O'Leary said the fear intensified when Timothy's remains were found.
"Now we had a child we felt was abducted and abused and killed. It put a fear among parents with children in our city," he said, adding that Timothy's murder has been talked about over the years.
Lodzinski, 47, a Port St. Lucie, Fla., resident, was arrested about 6 p.m. Wednesday in Jensen Beach, Fla., after a Middlesex County grand jury handed up a one-count indictment charging her with murder. The indictment was made public only after Lodzinski was arrested and made aware of the charge. Bail has been set at $2 million by a state Superior Court judge in New Brunswick, N.J.
The one-page indictment unsealed Thursday doesn't mention the cause of death or specify what evidence led authorities to charge Lodzinski.
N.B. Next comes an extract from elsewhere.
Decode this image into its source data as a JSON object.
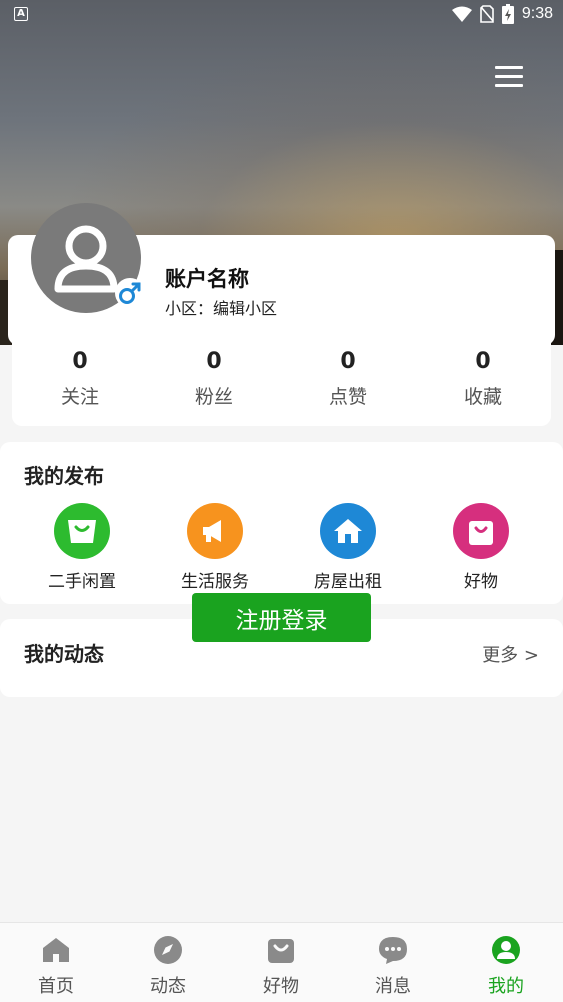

The grand jury said she "did purposely or knowingly kill" Wiltsey or did "purposely or knowingly inflict serious bodily injury" resulting in his death.
Lodzinski made a 10-second video court appearance from jail Thursday, when a Martin County, Fla., judge ordered that she be held without bail. No mention was made about returning her to New Jersey. Lodzinski did not have an attorney for the court appearance.
Pat Marczak said she knew that at one point evidence was removed from Lodzinski's South Amboy home.
"I think it was a rug," said Marczak, a former South Amboy resident who lives in Matawan, adding that she and a friend had followed the case closely. She said that with current DNA tests, she thinks officials found something.
"It was always on the mind of the police in Sayreville, I know it," said Marczak, who had a gut feeling that Sayreville Police Chief John Zebrowski would pursue the case when he became the borough's top cop.
Zampella said she hopes Timothy's soul finally can rest in peace.
"His life was cut short too soon and he was dumped in a wasteland and God is merciful," Zampella said. "He took care of that little boy and we're just glad it's finally come to some sort of a resolution and there is closure to it."